Nigeria has lifted its ban on Twitter, first instated on June 5th, 2021. The Nigerian government says Twitter has agreed to meet all of its demands, according to a report from CNN. These include Twitter opening a local office in Nigeria, addressing concerns over its tax payments, and “managing prohibited publication in line with Nigerian law.”
This last condition is particularly important, as the original ban was condemned by many international agencies as an act of censorship. The Nigerian government banned Twitter in 2021 just days after the company deleted a tweet by the country’s president, Muhammadu Buhari, that threatened secessionists in Nigeria’s southeast region. Some had interpreted the tweet as threatening genocide for its reference to the Nigerian civil war of the 1960s.
Nigeria has accused Twitter of helping spread “fake news”

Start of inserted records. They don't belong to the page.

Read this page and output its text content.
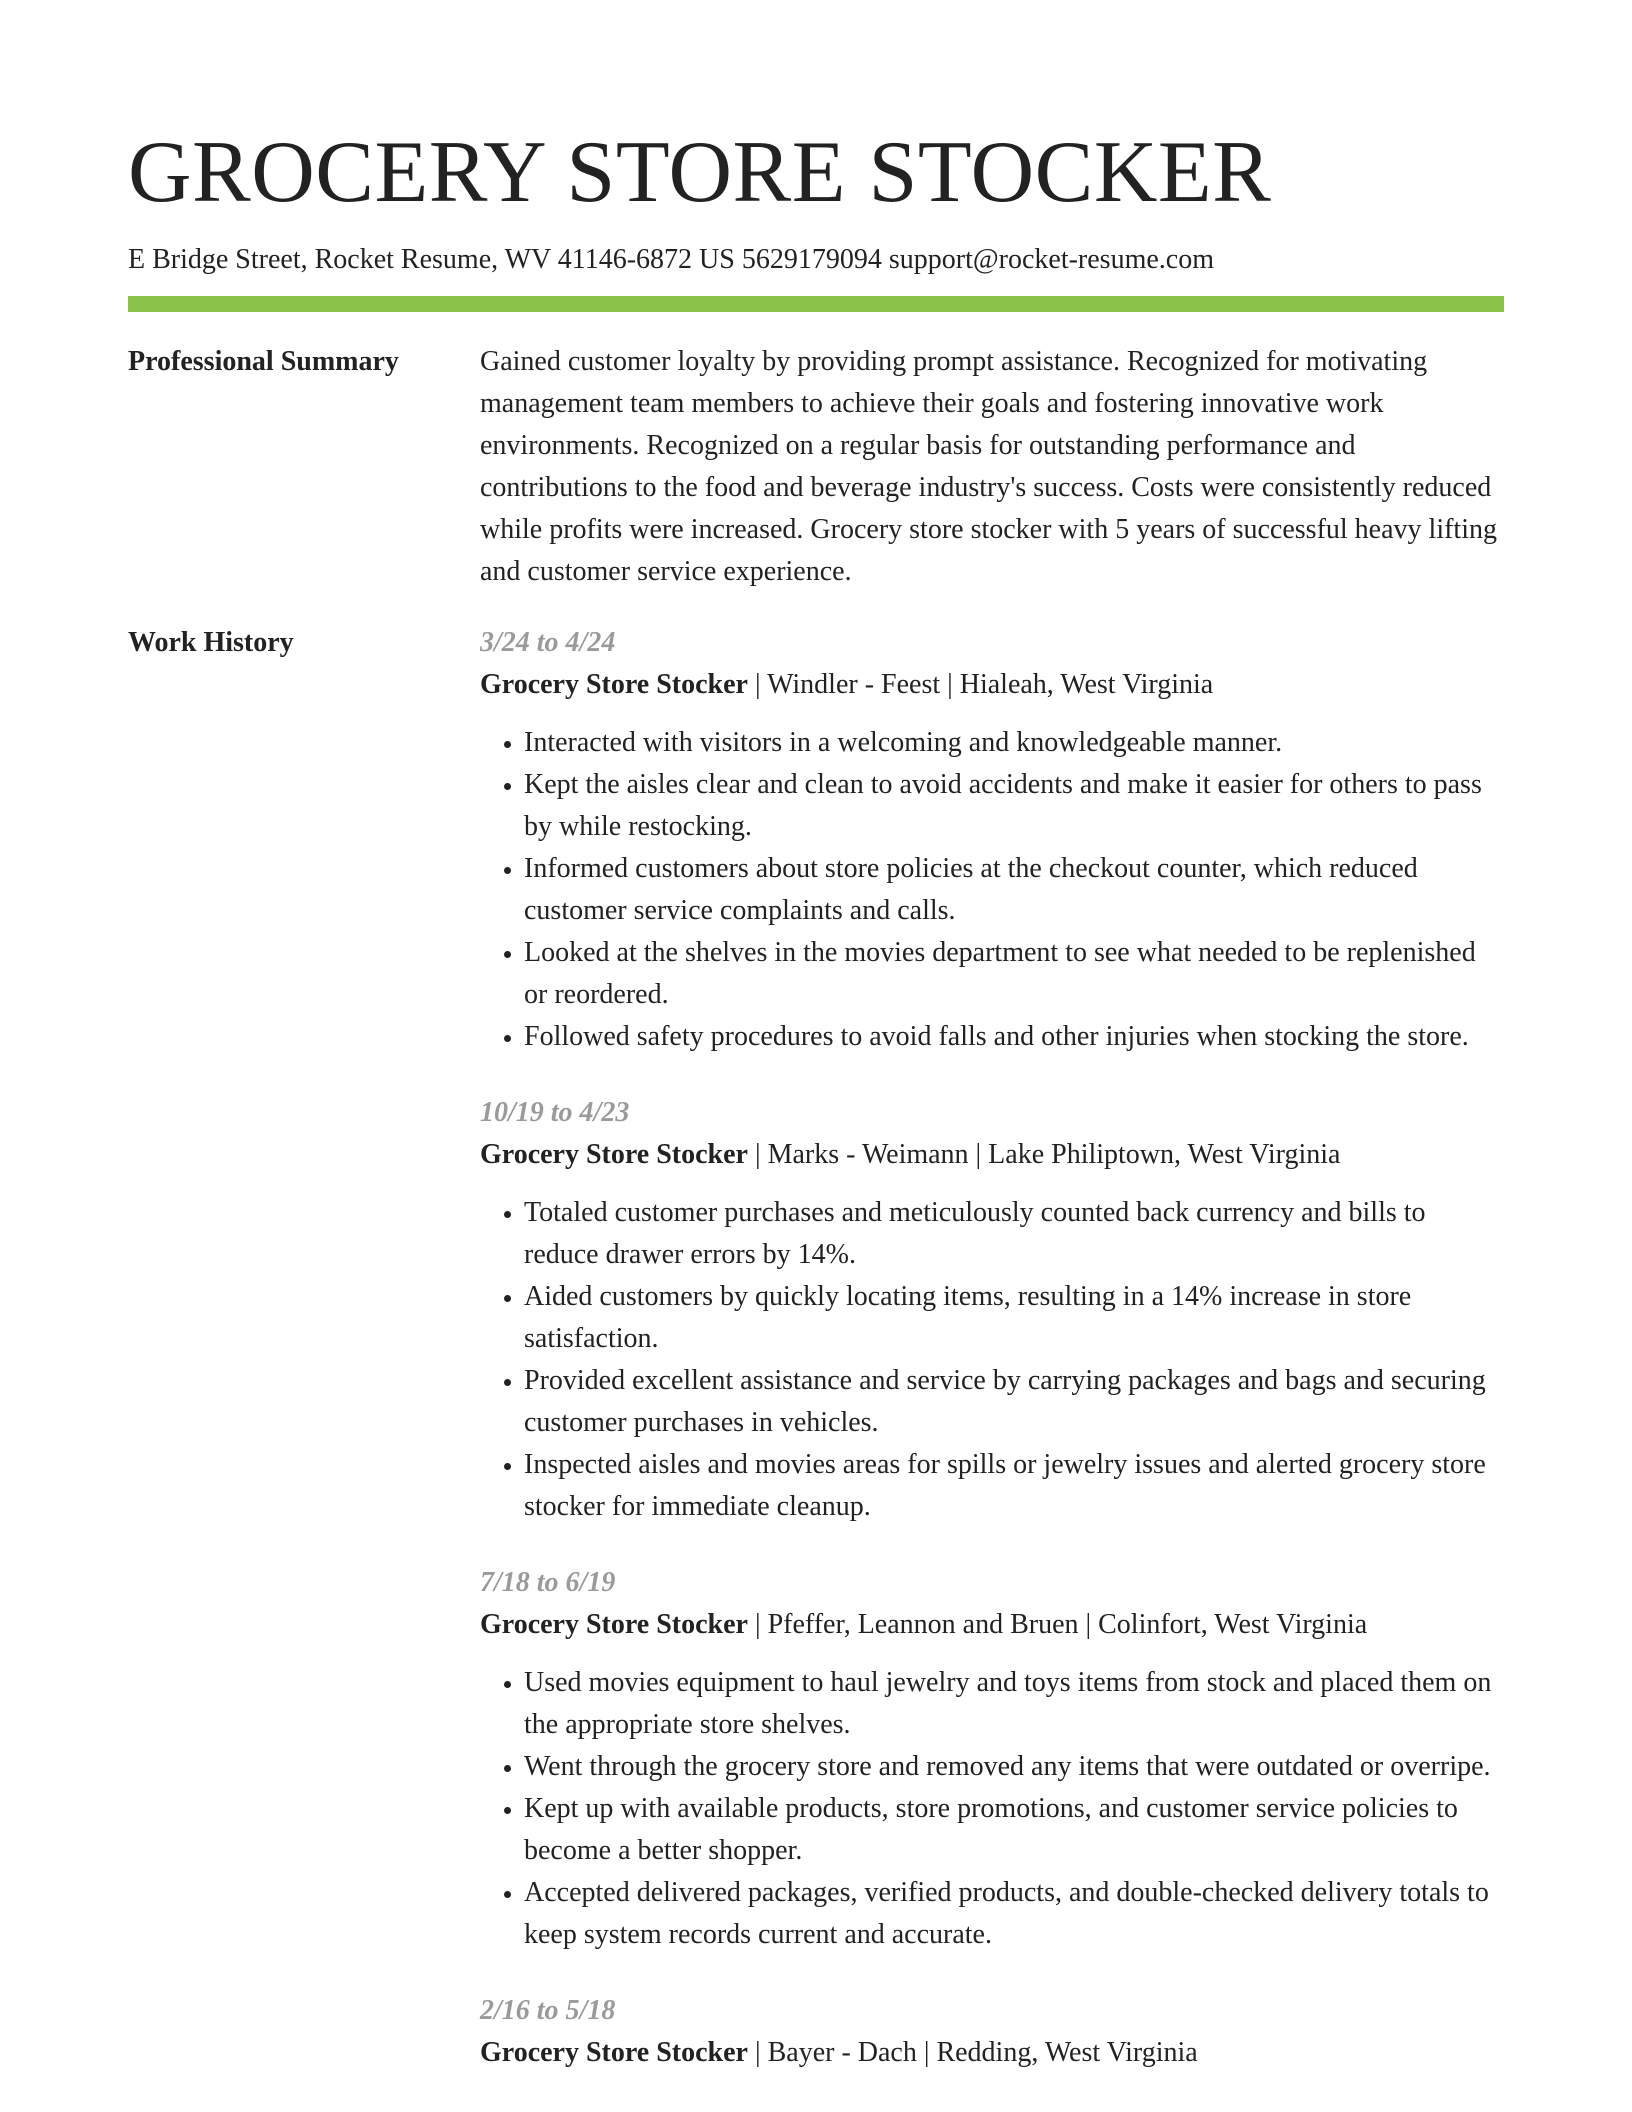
GROCERY STORE STOCKER
E Bridge Street, Rocket Resume, WV 41146-6872 US 5629179094 support@rocket-resume.com
Professional Summary	Gained customer loyalty by providing prompt assistance. Recognized for motivating management team members to achieve their goals and fostering innovative work environments. Recognized on a regular basis for outstanding performance and contributions to the food and beverage industry's success. Costs were consistently reduced while profits were increased. Grocery store stocker with 5 years of successful heavy lifting and customer service experience.
Work History	3/24 to 4/24
Grocery Store Stocker | Windler - Feest | Hialeah, West Virginia
• Interacted with visitors in a welcoming and knowledgeable manner.
• Kept the aisles clear and clean to avoid accidents and make it easier for others to pass by while restocking.
• Informed customers about store policies at the checkout counter, which reduced customer service complaints and calls.
• Looked at the shelves in the movies department to see what needed to be replenished or reordered.
• Followed safety procedures to avoid falls and other injuries when stocking the store.
10/19 to 4/23
Grocery Store Stocker | Marks - Weimann | Lake Philiptown, West Virginia
• Totaled customer purchases and meticulously counted back currency and bills to reduce drawer errors by 14%.
• Aided customers by quickly locating items, resulting in a 14% increase in store satisfaction.
• Provided excellent assistance and service by carrying packages and bags and securing customer purchases in vehicles.
• Inspected aisles and movies areas for spills or jewelry issues and alerted grocery store stocker for immediate cleanup.
7/18 to 6/19
Grocery Store Stocker | Pfeffer, Leannon and Bruen | Colinfort, West Virginia
• Used movies equipment to haul jewelry and toys items from stock and placed them on the appropriate store shelves.
• Went through the grocery store and removed any items that were outdated or overripe.
• Kept up with available products, store promotions, and customer service policies to become a better shopper.
• Accepted delivered packages, verified products, and double-checked delivery totals to keep system records current and accurate.
2/16 to 5/18
Grocery Store Stocker | Bayer - Dach | Redding, West Virginia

At the time, the Nigerian government said the removal of the tweet was “disappointing,” but that other reasons factored into the decision to ban Twitter, including its spread of “misinformation and fake news.” Many nations, including the UK, Canada, the US, and EU members condemned the ban. Twitter has previously played an important role in civil movements in Nigeria, including helping to mobilize the EndSARS protests against police violence. It’s not clear whether Twitter’s return is then predicated on tighter government control.
In a statement issued by Nigeria’s technology agency, the National Information Technology Development Agency (NITDA), the approval to lift the ban was given by President Buhari.
“The Federal Government of Nigeria (FGN) directs me to inform the public that President Muhammadu Buhari, GCFR, has approved the lifting of the suspension of Twitter operation in Nigeria effective from 12 am tonight, 13th January 2022,” said the statement, as reported by TechCrunch.
The statement says Twitter will create “a legal entity in Nigeria during the first quarter of 2022,” and that the company has “agreed to comply with applicable tax obligations on its operations under Nigerian law.” Twitter will also “enroll Nigeria in its Partner Support and Law Enforcement Portals,” which gives police tools to request and retain data on users.
According to the statement: “Twitter has agreed to act with a respectful acknowledgement of Nigerian laws and the national culture and history on which such legislation has been built and work with the FGN and the broader industry to develop Code of Conduct in line with global best practices, applicable in almost all developed countries.”